Most films about youngsters have to do with dating and various ways of pursuing it without looking frivolous. Skirting the shallowness of the teen flick, All Together Now brings us a sweet-tempered and compassionate film about the generosity of spirit and how receiving requires as much grace as giving.
The young heroine Amber, played with an unassuming wisdom by Auliʻi Cravalho is kind, compassionate and generous. She spends her time with her pet dog volunteering for various charitable causes, including regular visits to an old folks’ home where she distributes donuts and reads to the elderly.
Now, this cloying scenario would have collapsed in a heap of embarrassing over-sentimentality. It is to director Brett Haley’s credit that he exercises a firm control over the potential mawkish material, never glorifying the hardships that Amber so bravely negotiates. Most of these hardships have to do with Amber’s troubled alcoholic mother (Judy Reyes). Homeless and for all practical purposes, hopeless, the mother and daughter are constantly at loggerheads.
But Amber never gives away her problems. Generous in other ways she is miserly about sharing misery. A lot of the film’s casual heft comes from the way Amber’s friends convince her that a support system is not a resort for the weak and that you don’t lose your dignity by seeking your friend’s help. The fairytale-like climax may be on the incredulous side. But it had me cheering and holding back a tear. Life is not about ideal situations.

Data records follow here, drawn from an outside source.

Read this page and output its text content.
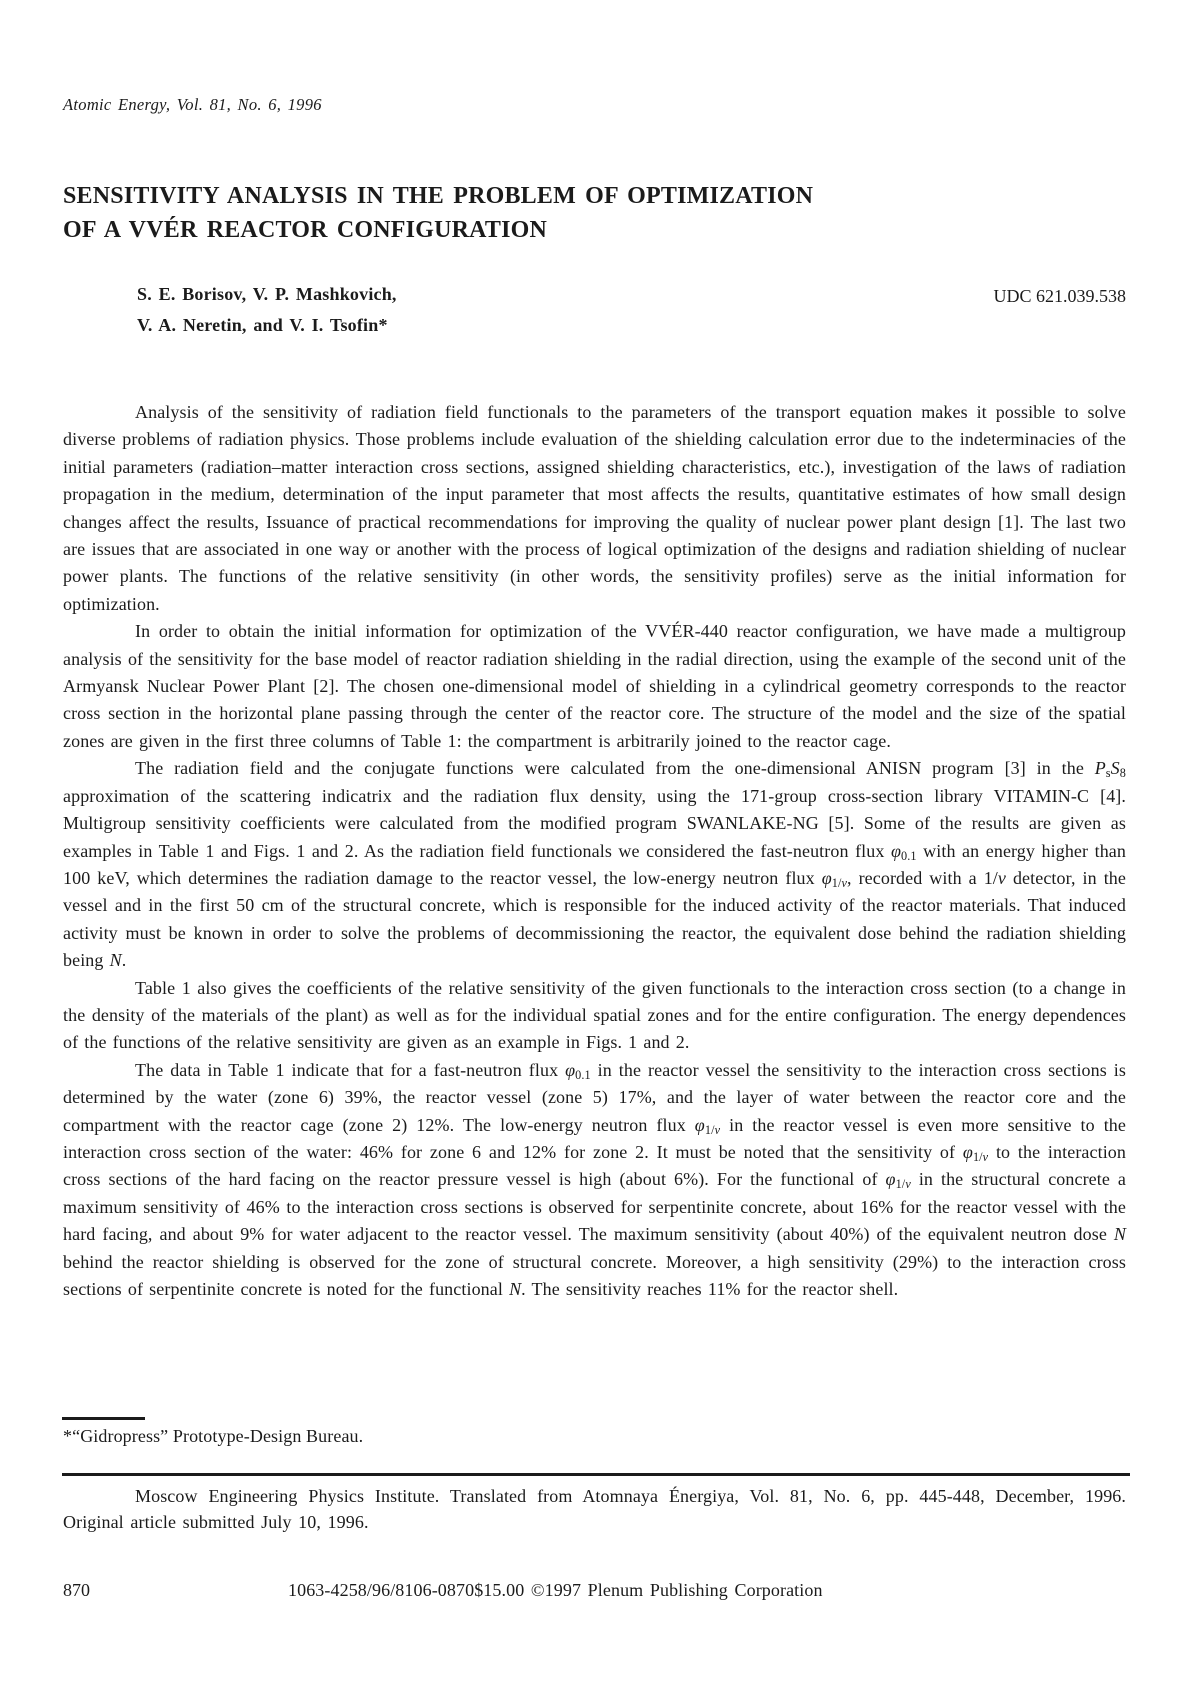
Atomic Energy, Vol. 81, No. 6, 1996
SENSITIVITY ANALYSIS IN THE PROBLEM OF OPTIMIZATION
OF A VVÉR REACTOR CONFIGURATION
S. E. Borisov, V. P. Mashkovich,
V. A. Neretin, and V. I. Tsofin*
UDC 621.039.538

Analysis of the sensitivity of radiation field functionals to the parameters of the transport equation makes it possible to solve diverse problems of radiation physics. Those problems include evaluation of the shielding calculation error due to the indeterminacies of the initial parameters (radiation–matter interaction cross sections, assigned shielding characteristics, etc.), investigation of the laws of radiation propagation in the medium, determination of the input parameter that most affects the results, quantitative estimates of how small design changes affect the results, Issuance of practical recommendations for improving the quality of nuclear power plant design [1]. The last two are issues that are associated in one way or another with the process of logical optimization of the designs and radiation shielding of nuclear power plants. The functions of the relative sensitivity (in other words, the sensitivity profiles) serve as the initial information for optimization.

In order to obtain the initial information for optimization of the VVÉR-440 reactor configuration, we have made a multigroup analysis of the sensitivity for the base model of reactor radiation shielding in the radial direction, using the example of the second unit of the Armyansk Nuclear Power Plant [2]. The chosen one-dimensional model of shielding in a cylindrical geometry corresponds to the reactor cross section in the horizontal plane passing through the center of the reactor core. The structure of the model and the size of the spatial zones are given in the first three columns of Table 1: the compartment is arbitrarily joined to the reactor cage.

The radiation field and the conjugate functions were calculated from the one-dimensional ANISN program [3] in the $P_sS_8$ approximation of the scattering indicatrix and the radiation flux density, using the 171-group cross-section library VITAMIN-C [4]. Multigroup sensitivity coefficients were calculated from the modified program SWANLAKE-NG [5]. Some of the results are given as examples in Table 1 and Figs. 1 and 2. As the radiation field functionals we considered the fast-neutron flux $\varphi_{0.1}$ with an energy higher than 100 keV, which determines the radiation damage to the reactor vessel, the low-energy neutron flux $\varphi_{1/\nu}$, recorded with a 1/ν detector, in the vessel and in the first 50 cm of the structural concrete, which is responsible for the induced activity of the reactor materials. That induced activity must be known in order to solve the problems of decommissioning the reactor, the equivalent dose behind the radiation shielding being N.

Table 1 also gives the coefficients of the relative sensitivity of the given functionals to the interaction cross section (to a change in the density of the materials of the plant) as well as for the individual spatial zones and for the entire configuration. The energy dependences of the functions of the relative sensitivity are given as an example in Figs. 1 and 2.

The data in Table 1 indicate that for a fast-neutron flux $\varphi_{0.1}$ in the reactor vessel the sensitivity to the interaction cross sections is determined by the water (zone 6) 39%, the reactor vessel (zone 5) 17%, and the layer of water between the reactor core and the compartment with the reactor cage (zone 2) 12%. The low-energy neutron flux $\varphi_{1/\nu}$ in the reactor vessel is even more sensitive to the interaction cross section of the water: 46% for zone 6 and 12% for zone 2. It must be noted that the sensitivity of $\varphi_{1/\nu}$ to the interaction cross sections of the hard facing on the reactor pressure vessel is high (about 6%). For the functional of $\varphi_{1/\nu}$ in the structural concrete a maximum sensitivity of 46% to the interaction cross sections is observed for serpentinite concrete, about 16% for the reactor vessel with the hard facing, and about 9% for water adjacent to the reactor vessel. The maximum sensitivity (about 40%) of the equivalent neutron dose N behind the reactor shielding is observed for the zone of structural concrete. Moreover, a high sensitivity (29%) to the interaction cross sections of serpentinite concrete is noted for the functional N. The sensitivity reaches 11% for the reactor shell.

*“Gidropress” Prototype-Design Bureau.

Moscow Engineering Physics Institute. Translated from Atomnaya Énergiya, Vol. 81, No. 6, pp. 445-448, December, 1996. Original article submitted July 10, 1996.

870	1063-4258/96/8106-0870$15.00 ©1997 Plenum Publishing Corporation
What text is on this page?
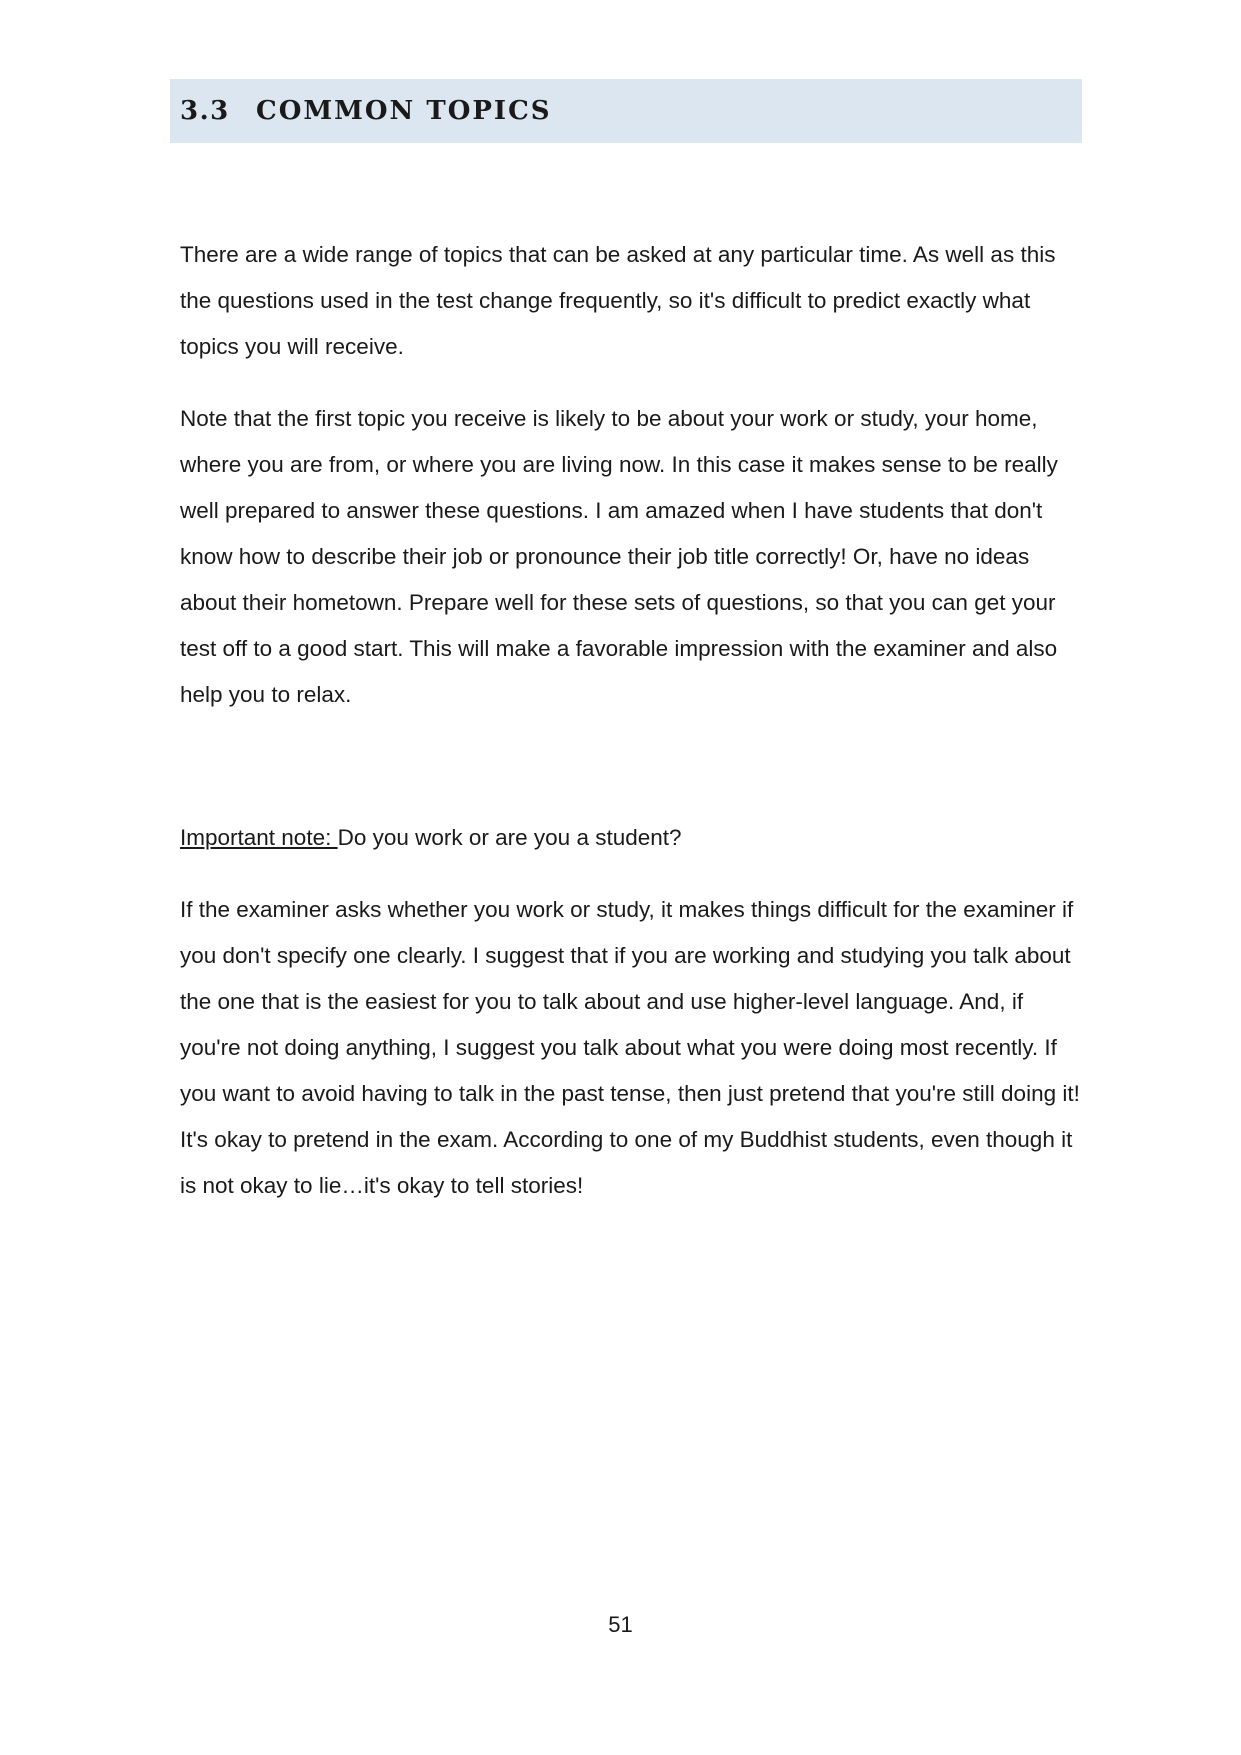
3.3	COMMON TOPICS

There are a wide range of topics that can be asked at any particular time. As well as this the questions used in the test change frequently, so it's difficult to predict exactly what topics you will receive.

Note that the first topic you receive is likely to be about your work or study, your home, where you are from, or where you are living now. In this case it makes sense to be really well prepared to answer these questions. I am amazed when I have students that don't know how to describe their job or pronounce their job title correctly! Or, have no ideas about their hometown. Prepare well for these sets of questions, so that you can get your test off to a good start. This will make a favorable impression with the examiner and also help you to relax.

Important note: Do you work or are you a student?

If the examiner asks whether you work or study, it makes things difficult for the examiner if you don't specify one clearly. I suggest that if you are working and studying you talk about the one that is the easiest for you to talk about and use higher-level language. And, if you're not doing anything, I suggest you talk about what you were doing most recently. If you want to avoid having to talk in the past tense, then just pretend that you're still doing it! It's okay to pretend in the exam. According to one of my Buddhist students, even though it is not okay to lie…it's okay to tell stories!

51
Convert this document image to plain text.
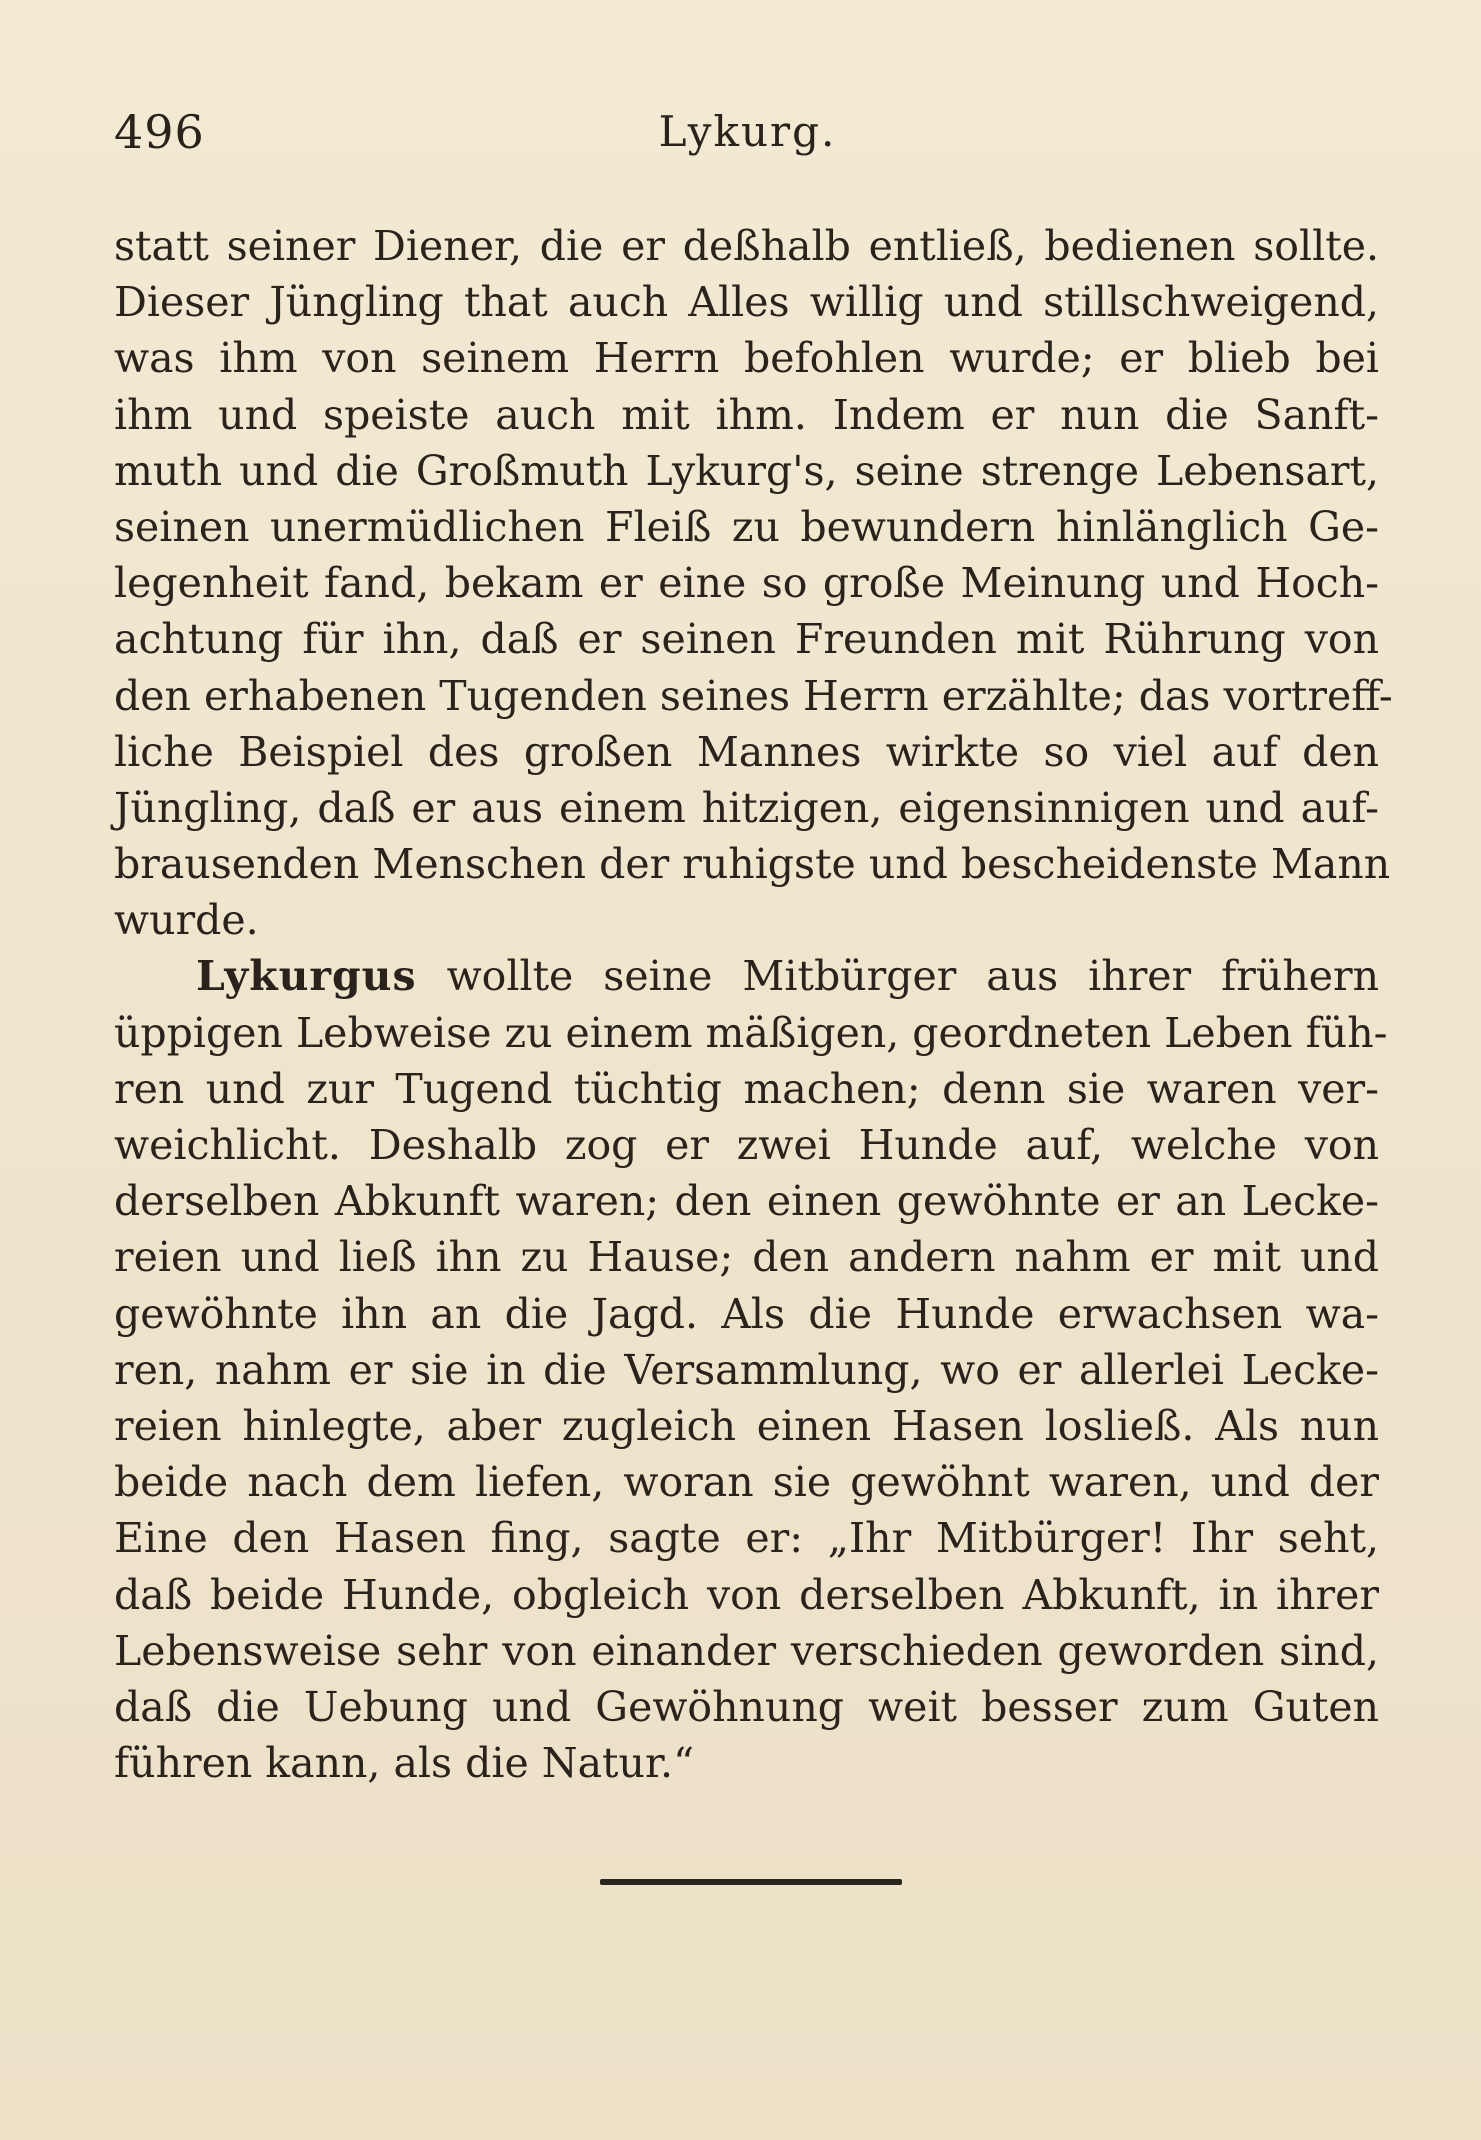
496	Lykurg.
statt seiner Diener, die er deßhalb entließ, bedienen sollte.
Dieser Jüngling that auch Alles willig und stillschweigend,
was ihm von seinem Herrn befohlen wurde; er blieb bei
ihm und speiste auch mit ihm. Indem er nun die Sanft-
muth und die Großmuth Lykurg's, seine strenge Lebensart,
seinen unermüdlichen Fleiß zu bewundern hinlänglich Ge-
legenheit fand, bekam er eine so große Meinung und Hoch-
achtung für ihn, daß er seinen Freunden mit Rührung von
den erhabenen Tugenden seines Herrn erzählte; das vortreff-
liche Beispiel des großen Mannes wirkte so viel auf den
Jüngling, daß er aus einem hitzigen, eigensinnigen und auf-
brausenden Menschen der ruhigste und bescheidenste Mann
wurde.
Lykurgus wollte seine Mitbürger aus ihrer frühern
üppigen Lebweise zu einem mäßigen, geordneten Leben füh-
ren und zur Tugend tüchtig machen; denn sie waren ver-
weichlicht. Deshalb zog er zwei Hunde auf, welche von
derselben Abkunft waren; den einen gewöhnte er an Lecke-
reien und ließ ihn zu Hause; den andern nahm er mit und
gewöhnte ihn an die Jagd. Als die Hunde erwachsen wa-
ren, nahm er sie in die Versammlung, wo er allerlei Lecke-
reien hinlegte, aber zugleich einen Hasen losließ. Als nun
beide nach dem liefen, woran sie gewöhnt waren, und der
Eine den Hasen fing, sagte er: „Ihr Mitbürger! Ihr seht,
daß beide Hunde, obgleich von derselben Abkunft, in ihrer
Lebensweise sehr von einander verschieden geworden sind,
daß die Uebung und Gewöhnung weit besser zum Guten
führen kann, als die Natur.“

But hell, with a little bit of help from our friends, no crisis is insurmountable.
While the central performances by Cravalho and Reyes are uplifting in their controlled emotional velocity, a surprise cameo by veteran comedienne Carol Burnett had me choking with emotions. I grew up watching Ms Burnett’s incredible comic timing. Now at 80-plus, she plays a rich heiress who finds a sense of purpose so late in life by giving generously. This is the most feel-good film you will see this season, and one that will have you cheering.